In the latest episode of the Human Rights Podcast, we discussed the fact that the Swedish judge who ruled on the case, has very strong connections to the opposing party in the domestic proceedings and to RFSU, a Swedish NGO that is member organization of the International Planned Parenthood Federation, and that the European Court of Human Rights (ECtHR) avoids the important human rights issues at stake in the case. A recently published report regarding NGO:s and judges at the ECtHR has raised the issue of impartiality and conflicts of interests.

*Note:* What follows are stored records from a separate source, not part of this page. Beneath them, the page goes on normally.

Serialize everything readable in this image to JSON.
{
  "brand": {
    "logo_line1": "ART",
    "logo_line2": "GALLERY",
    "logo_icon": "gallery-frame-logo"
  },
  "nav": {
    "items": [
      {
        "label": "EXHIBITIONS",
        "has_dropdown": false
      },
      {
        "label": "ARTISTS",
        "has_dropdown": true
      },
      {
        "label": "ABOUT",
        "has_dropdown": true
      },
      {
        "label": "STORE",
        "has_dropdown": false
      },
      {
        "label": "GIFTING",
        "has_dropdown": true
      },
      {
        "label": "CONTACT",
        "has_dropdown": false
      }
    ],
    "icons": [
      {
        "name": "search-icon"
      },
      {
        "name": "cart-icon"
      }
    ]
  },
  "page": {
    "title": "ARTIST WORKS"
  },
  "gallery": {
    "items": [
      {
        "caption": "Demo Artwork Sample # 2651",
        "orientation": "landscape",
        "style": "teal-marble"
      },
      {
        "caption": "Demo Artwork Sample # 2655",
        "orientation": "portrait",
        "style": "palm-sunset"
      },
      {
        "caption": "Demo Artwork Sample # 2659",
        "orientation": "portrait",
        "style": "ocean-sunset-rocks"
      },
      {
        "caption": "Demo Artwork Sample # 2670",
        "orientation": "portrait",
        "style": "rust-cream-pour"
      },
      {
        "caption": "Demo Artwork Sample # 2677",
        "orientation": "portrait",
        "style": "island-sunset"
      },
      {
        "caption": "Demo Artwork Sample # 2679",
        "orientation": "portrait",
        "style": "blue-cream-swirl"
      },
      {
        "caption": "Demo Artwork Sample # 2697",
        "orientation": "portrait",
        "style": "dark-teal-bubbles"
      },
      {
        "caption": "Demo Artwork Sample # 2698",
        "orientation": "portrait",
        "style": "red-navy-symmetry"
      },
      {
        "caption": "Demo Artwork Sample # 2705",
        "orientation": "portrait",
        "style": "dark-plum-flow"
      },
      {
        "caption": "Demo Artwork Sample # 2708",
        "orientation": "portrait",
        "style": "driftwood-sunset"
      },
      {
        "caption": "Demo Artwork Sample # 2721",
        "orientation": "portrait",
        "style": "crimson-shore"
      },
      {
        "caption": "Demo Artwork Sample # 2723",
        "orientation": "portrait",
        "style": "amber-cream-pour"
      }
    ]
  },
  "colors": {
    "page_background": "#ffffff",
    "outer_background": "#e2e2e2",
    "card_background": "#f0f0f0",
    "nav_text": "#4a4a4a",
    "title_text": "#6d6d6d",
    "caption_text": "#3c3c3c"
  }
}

-The application for revision is based on three grounds. Firstly, we believe that it was wrong for a Committee of three judges to be assigned to rule on the admissibility of the midwife cases on freedom of conscience within health care. According to the European Convention, Committees should only be assigned in simple cases where there is established case law, which was not the fact in these cases. Due to the nature and the importance of the cases, the Committee was not competent to decide on the cases, says Ruth Nordström, Chief lawyer at the Scandinavian Human Rights Lawyers.
-The second reason for the application is that we believe that the Swedish judge, Judge Wennerström, who was one of the three judges seated on the Committee, was obliged to withdraw because of conflicts of interest, which he did not. The composition of the Court was not known before the decision was delivered and the parties therefore had not opportunity to make objections before the ruling. According to the ECtHR, when there is a conflict of interest or doubts about it, a judge must inform the President of the Chamber. Even circumstances which can be perceived as bias or conflicts of interest have significance – “Justice must not only be done, but also be seen to be done”, the ECtHR has stated in its previous case law. It is important that it is also objectively perceived by the public that justice is done, says Rebecca Ahlstrand, lawyer at the Scandinavian Human Rights Lawyers.

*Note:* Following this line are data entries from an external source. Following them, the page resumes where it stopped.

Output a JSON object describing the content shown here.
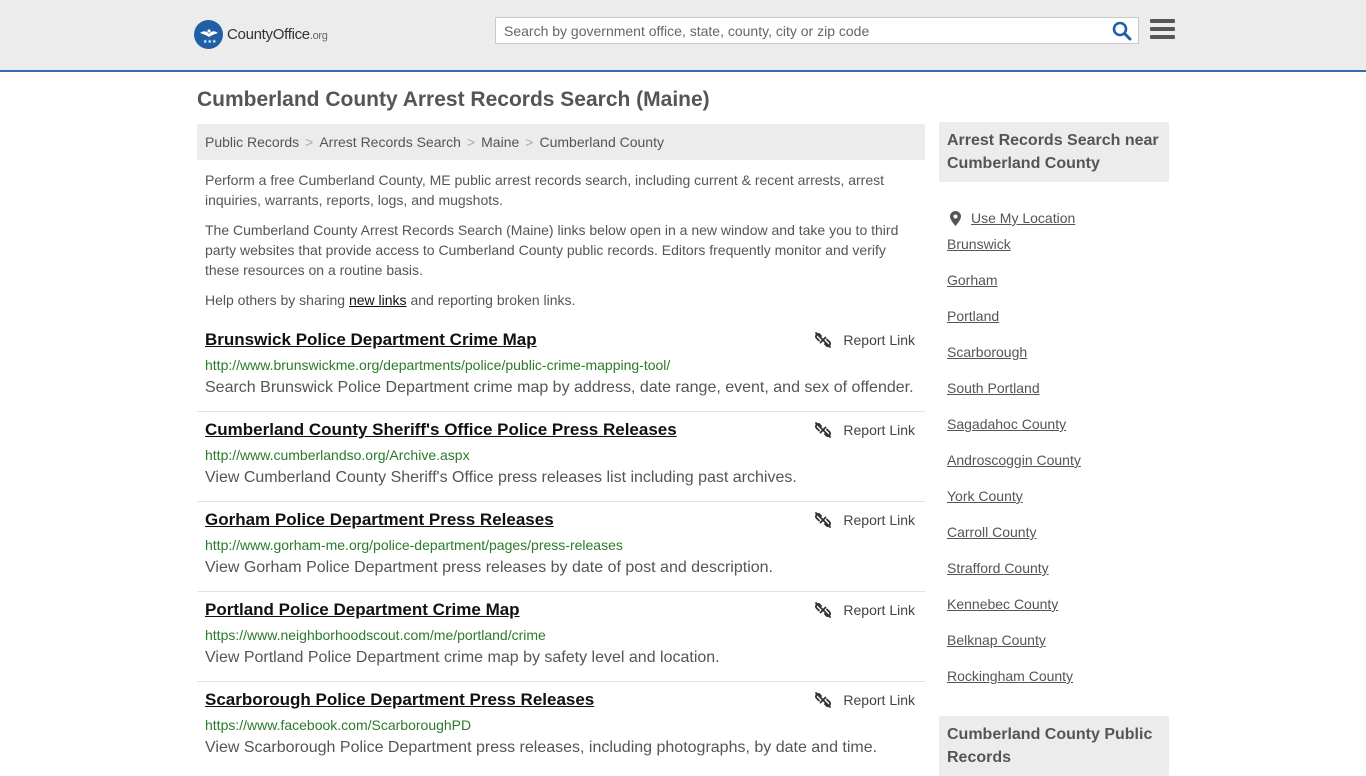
{
  "header": {
    "logo_county": "County",
    "logo_office": "Office",
    "logo_org": ".org",
    "search_placeholder": "Search by government office, state, county, city or zip code"
  },
  "page_title": "Cumberland County Arrest Records Search (Maine)",
  "breadcrumb": [
    "Public Records",
    "Arrest Records Search",
    "Maine",
    "Cumberland County"
  ],
  "intro": {
    "p1": "Perform a free Cumberland County, ME public arrest records search, including current & recent arrests, arrest inquiries, warrants, reports, logs, and mugshots.",
    "p2": "The Cumberland County Arrest Records Search (Maine) links below open in a new window and take you to third party websites that provide access to Cumberland County public records. Editors frequently monitor and verify these resources on a routine basis.",
    "p3_before": "Help others by sharing ",
    "p3_link": "new links",
    "p3_after": " and reporting broken links."
  },
  "report_label": "Report Link",
  "results": [
    {
      "title": "Brunswick Police Department Crime Map",
      "url": "http://www.brunswickme.org/departments/police/public-crime-mapping-tool/",
      "desc": "Search Brunswick Police Department crime map by address, date range, event, and sex of offender."
    },
    {
      "title": "Cumberland County Sheriff's Office Police Press Releases",
      "url": "http://www.cumberlandso.org/Archive.aspx",
      "desc": "View Cumberland County Sheriff's Office press releases list including past archives."
    },
    {
      "title": "Gorham Police Department Press Releases",
      "url": "http://www.gorham-me.org/police-department/pages/press-releases",
      "desc": "View Gorham Police Department press releases by date of post and description."
    },
    {
      "title": "Portland Police Department Crime Map",
      "url": "https://www.neighborhoodscout.com/me/portland/crime",
      "desc": "View Portland Police Department crime map by safety level and location."
    },
    {
      "title": "Scarborough Police Department Press Releases",
      "url": "https://www.facebook.com/ScarboroughPD",
      "desc": "View Scarborough Police Department press releases, including photographs, by date and time."
    }
  ],
  "sidebar": {
    "heading": "Arrest Records Search near Cumberland County",
    "use_location": "Use My Location",
    "links": [
      "Brunswick",
      "Gorham",
      "Portland",
      "Scarborough",
      "South Portland",
      "Sagadahoc County",
      "Androscoggin County",
      "York County",
      "Carroll County",
      "Strafford County",
      "Kennebec County",
      "Belknap County",
      "Rockingham County"
    ],
    "heading2": "Cumberland County Public Records"
  },
  "colors": {
    "brand_blue": "#1f5fa6",
    "url_green": "#2a7a2a",
    "panel_gray": "#ececec"
  }
}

-Judge Wennerström, took up the assignment as judge after the midwives’ complaints were submitted to the ECtHR. Prior to 2018, Judge Wennerström served as Director General of the Swedish Crime Prevention Council. In its annual report from 2017, it is stated that Sweden’s municipalities and County Councils, the opposing party of the midwives in Sweden, belonged to the authority’s core network. The authority also awarded grants to Sweden’s Municipalities and County Council during that year according to its Annual Report. As recently as 2018, Judge Wenneström sat on the Board of Supervisors of the Swedish Equality Authority, alongside the CEO of Sweden’s Municipalities and County Councils, the opposing party of the midwives. At the same time, Åsa Regnér was Minister of Gender Equality, and strongly and openly opposed the right to freedom of conscience. Åsa Regnér was previously chairman of the organization RFSU (Riksförbundet för Sexuell Upplysning), a member organization of the International Planned Parenthood Federation, which also received grants from the Equality Authority in 2018, and the connection between RFSU and Sweden’s Municipalities and County Councils is strong – they wrote debate articles together against our clients, says Ruth Nordström.
-According to his CV, Judge Wennerström has worked for about 30 years for the Swedish government in various positions, including the Foreign Ministry. While it may be common for judges to have held government positions in the past, it is exceptionally problematic in the present case – it is fairly uncommon for so many ministers of a government, and even the prime minister, to express opinions in individual cases as in this one, and in such a clear manner. Before the cases were settled and in force in Sweden, former Minister Gabriel Wikström stated that the decision to deny freedom of conscience in the midwives’ cases was “good”, which led to a conviction in the Constitution Committee, says Rebecca Ahlstrand.
– Finally, we address the fact that there are a many factual errors in the decision, both in the factual presentation and in the legal assessments; for example, a fundamental and decisive fact, that there is a European consensus in Europe regarding freedom of conscience for health care workers and a number of resolutions by the Parliamentary Assembly of the Council of Europe, was not taken into account. According to the doctrine of “margin of appreciation”, the individual country has a very narrow margin of discretion to deviate from established European consensus when there is a common European standard. When it comes to freedom of conscience for healthcare professionals, this is in principle respected in the vast majority of all European countries, either in general or through specific regulations on freedom of conscience within healthcare. The right to freedom of conscience is also prescribed in the preliminary works of the Swedish Abortion Act, and when the majority of the 47 member states of the Council of Europe are able to balance the right to care and the right to freedom of conscience, it must be possible in Sweden, where it has already been practiced for 40 years, says Ruth Nordström.